La campagne électorale bat son plein. Que peut-elle battre d'autre, bonnes gens? Les politiciens, les bajoues roses d'émotion, les zygomatiques en pleine activité, sourient et serrent des mains à qui mieux mieux pour éviter que leurs rêves de pouvoir ne tombent en cendres; ils essaient (ou essayent) par des efforts effrénés de faire diminuer le nombre des tièdes, car ils savent que la tiédeur jouera contre eux. Avec des serrements de cœur, ils prononcent des kyrielles de serments sur tous les sujets, y compris les arbres à feuilles caduques, les fameuses gibelottes de Sorel et ces fièvres que pourrait causer, dit-on, la consommation de poutine dans des plats de fer-blanc, car le fer, selon certains, peut rendre fiévreux lorsqu'en contact avec du fromage.

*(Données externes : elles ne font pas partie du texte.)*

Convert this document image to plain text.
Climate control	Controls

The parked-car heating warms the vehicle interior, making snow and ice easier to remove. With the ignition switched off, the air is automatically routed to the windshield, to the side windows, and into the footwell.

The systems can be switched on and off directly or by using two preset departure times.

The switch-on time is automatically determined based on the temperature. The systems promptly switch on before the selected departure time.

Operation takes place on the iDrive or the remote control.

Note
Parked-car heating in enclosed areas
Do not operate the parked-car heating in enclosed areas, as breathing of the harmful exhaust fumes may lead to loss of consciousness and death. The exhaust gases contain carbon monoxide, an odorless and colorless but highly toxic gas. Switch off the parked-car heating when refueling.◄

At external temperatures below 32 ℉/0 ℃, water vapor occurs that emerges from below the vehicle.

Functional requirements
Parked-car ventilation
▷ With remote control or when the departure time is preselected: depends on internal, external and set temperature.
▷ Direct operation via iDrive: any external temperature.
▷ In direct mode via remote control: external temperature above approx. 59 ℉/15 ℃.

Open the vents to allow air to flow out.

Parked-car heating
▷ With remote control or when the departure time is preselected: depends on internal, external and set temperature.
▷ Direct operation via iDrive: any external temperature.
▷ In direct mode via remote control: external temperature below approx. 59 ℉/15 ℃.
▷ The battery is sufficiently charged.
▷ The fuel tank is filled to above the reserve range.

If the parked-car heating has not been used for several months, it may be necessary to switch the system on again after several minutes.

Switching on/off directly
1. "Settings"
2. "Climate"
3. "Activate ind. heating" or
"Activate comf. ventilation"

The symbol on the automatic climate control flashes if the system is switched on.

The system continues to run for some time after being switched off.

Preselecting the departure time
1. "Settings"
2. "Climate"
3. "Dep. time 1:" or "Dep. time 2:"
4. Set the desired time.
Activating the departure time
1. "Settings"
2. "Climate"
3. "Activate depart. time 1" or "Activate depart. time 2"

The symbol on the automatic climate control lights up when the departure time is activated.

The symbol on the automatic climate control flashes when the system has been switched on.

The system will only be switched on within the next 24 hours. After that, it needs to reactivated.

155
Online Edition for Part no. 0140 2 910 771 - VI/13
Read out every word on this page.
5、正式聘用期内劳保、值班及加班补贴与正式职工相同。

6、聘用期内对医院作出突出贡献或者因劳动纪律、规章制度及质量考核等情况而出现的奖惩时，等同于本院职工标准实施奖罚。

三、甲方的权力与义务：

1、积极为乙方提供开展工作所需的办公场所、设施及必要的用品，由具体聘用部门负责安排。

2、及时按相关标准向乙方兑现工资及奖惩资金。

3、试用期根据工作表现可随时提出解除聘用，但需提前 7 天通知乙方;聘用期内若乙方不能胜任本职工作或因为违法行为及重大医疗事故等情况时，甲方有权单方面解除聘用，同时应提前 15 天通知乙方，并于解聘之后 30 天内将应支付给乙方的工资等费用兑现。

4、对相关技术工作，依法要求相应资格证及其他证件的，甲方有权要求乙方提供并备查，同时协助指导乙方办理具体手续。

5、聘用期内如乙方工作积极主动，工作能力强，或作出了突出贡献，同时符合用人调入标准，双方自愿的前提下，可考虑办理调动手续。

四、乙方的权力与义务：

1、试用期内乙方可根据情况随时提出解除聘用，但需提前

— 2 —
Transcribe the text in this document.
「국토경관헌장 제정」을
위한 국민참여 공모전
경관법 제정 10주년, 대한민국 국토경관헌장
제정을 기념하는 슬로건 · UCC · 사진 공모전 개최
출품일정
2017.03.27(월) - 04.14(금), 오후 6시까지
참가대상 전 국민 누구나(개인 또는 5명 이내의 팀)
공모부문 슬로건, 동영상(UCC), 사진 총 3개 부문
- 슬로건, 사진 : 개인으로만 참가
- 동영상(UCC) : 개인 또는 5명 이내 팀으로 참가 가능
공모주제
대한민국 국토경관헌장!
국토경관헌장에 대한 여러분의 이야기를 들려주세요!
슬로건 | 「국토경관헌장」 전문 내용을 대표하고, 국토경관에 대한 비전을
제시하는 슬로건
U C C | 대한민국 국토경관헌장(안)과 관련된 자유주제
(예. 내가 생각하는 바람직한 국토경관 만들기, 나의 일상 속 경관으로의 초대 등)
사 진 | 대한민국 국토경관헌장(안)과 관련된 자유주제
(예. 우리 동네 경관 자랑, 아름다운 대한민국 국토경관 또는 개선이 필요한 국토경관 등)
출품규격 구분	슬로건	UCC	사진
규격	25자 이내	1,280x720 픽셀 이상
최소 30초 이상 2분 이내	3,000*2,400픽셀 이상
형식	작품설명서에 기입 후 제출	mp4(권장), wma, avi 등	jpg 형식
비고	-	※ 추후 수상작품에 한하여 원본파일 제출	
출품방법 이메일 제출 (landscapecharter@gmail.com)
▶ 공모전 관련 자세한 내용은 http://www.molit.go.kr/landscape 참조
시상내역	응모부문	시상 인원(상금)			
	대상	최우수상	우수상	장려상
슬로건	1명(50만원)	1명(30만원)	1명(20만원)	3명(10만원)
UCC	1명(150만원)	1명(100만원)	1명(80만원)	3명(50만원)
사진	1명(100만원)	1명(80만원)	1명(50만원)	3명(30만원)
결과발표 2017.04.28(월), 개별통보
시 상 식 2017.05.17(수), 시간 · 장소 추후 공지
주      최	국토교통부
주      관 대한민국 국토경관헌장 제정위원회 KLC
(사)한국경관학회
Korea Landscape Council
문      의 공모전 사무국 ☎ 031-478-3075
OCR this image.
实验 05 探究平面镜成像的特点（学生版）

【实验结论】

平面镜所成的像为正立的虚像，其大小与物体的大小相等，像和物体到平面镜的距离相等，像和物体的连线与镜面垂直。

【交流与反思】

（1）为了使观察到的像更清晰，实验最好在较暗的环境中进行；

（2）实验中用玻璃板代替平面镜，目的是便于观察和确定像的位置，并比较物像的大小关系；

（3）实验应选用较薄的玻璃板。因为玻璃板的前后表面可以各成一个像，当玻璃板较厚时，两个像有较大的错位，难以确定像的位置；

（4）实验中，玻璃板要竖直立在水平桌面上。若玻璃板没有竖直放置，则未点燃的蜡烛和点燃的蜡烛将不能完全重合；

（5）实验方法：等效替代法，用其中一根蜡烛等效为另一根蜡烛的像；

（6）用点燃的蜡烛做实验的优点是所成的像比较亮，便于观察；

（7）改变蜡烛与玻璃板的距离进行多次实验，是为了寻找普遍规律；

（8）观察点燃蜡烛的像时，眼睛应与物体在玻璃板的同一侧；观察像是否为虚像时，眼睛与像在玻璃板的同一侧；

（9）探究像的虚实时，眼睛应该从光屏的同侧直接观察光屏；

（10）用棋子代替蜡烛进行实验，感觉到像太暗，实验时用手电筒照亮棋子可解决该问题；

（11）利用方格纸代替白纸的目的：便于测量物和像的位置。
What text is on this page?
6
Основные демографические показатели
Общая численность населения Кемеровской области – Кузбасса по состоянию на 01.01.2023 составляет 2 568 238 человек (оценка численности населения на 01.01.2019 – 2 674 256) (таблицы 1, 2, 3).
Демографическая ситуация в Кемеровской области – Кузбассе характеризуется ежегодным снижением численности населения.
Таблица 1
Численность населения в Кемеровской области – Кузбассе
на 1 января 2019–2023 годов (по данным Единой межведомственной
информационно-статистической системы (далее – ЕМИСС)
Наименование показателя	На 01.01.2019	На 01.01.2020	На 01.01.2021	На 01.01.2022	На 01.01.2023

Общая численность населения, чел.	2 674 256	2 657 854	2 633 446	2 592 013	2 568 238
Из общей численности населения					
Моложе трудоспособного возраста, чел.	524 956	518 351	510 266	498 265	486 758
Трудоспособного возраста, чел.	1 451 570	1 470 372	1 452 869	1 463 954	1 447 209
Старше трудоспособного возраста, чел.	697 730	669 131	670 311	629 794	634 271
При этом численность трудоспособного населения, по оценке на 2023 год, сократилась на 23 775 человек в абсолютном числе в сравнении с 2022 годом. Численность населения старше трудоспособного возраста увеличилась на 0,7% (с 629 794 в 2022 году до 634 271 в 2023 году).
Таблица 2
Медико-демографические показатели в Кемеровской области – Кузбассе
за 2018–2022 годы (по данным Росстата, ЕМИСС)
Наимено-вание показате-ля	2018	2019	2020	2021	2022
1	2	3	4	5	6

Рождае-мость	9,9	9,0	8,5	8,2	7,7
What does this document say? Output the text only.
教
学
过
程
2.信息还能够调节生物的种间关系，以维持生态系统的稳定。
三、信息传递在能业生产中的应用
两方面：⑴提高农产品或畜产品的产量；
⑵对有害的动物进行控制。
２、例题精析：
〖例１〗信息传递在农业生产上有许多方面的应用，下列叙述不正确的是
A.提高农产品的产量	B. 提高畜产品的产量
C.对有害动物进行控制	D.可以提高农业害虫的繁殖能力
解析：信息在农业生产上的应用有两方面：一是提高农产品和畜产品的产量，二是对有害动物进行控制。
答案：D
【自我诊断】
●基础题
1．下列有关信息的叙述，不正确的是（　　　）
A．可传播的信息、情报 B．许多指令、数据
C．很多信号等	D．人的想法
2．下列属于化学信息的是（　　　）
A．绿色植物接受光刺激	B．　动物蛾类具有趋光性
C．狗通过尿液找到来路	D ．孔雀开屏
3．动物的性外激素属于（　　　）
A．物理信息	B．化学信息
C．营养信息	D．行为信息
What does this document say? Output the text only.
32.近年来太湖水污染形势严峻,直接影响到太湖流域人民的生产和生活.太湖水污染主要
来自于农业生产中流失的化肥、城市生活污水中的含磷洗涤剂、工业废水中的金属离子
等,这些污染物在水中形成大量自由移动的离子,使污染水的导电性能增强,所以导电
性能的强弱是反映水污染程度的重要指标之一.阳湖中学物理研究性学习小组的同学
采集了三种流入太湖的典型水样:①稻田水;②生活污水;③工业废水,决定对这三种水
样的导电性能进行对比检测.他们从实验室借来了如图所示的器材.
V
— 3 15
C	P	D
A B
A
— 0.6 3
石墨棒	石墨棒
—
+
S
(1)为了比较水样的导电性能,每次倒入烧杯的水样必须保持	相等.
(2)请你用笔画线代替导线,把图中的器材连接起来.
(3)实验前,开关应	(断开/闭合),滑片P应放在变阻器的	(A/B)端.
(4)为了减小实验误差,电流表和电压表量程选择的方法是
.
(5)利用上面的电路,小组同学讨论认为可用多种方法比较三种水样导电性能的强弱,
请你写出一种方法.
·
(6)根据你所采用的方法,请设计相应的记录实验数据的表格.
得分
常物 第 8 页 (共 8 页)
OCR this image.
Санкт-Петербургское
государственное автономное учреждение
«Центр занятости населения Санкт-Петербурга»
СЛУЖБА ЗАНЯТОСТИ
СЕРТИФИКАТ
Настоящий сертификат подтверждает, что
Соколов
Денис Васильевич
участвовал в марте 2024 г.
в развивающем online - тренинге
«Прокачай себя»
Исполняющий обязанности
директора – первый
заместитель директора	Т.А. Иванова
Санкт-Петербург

Jean Charest, arborant son sourire de plastique, s'extasie devant les quenottes des enfants, baisse chastement le regard devant les femmes court-vêtues et crache sa mitraille contre ces imbéciles de séparatistes, qu'il accuse d'avoir mis du plastic sous la constitution canadienne afin de la faire exploser, ultime but que vise leur imbécillité. «Il paraît, annonce Mario Dumont, ravissant tarzan, que Bernard Landry se parait hier d'un fleurdelisé dans sa salle de bains, préparant un discours pompeux comme s'il se trouvait dans la Ville lumière. Se pense-t-il encore en mille sept cent quatre-vingt-neuf?»

Bon gré mal gré, Bernard Landry, censément battu il y a quelques mois à peine, tente de répondre sensément à toutes ces attaques tatillonnes d'aspirants potentats et de suppôts d'un statu quo empoisonnant. "Les changements subits qu'a subis le Québec depuis trente ans annoncent un changement bien plus profond encore, et seuls des esprits petits-bourgeois et misonéistes comme vous cherchent à s'y opposer !»

Et la campagne se poursuit avec ses pièges à la vaseline et ses jérémiades pleines de poncifs.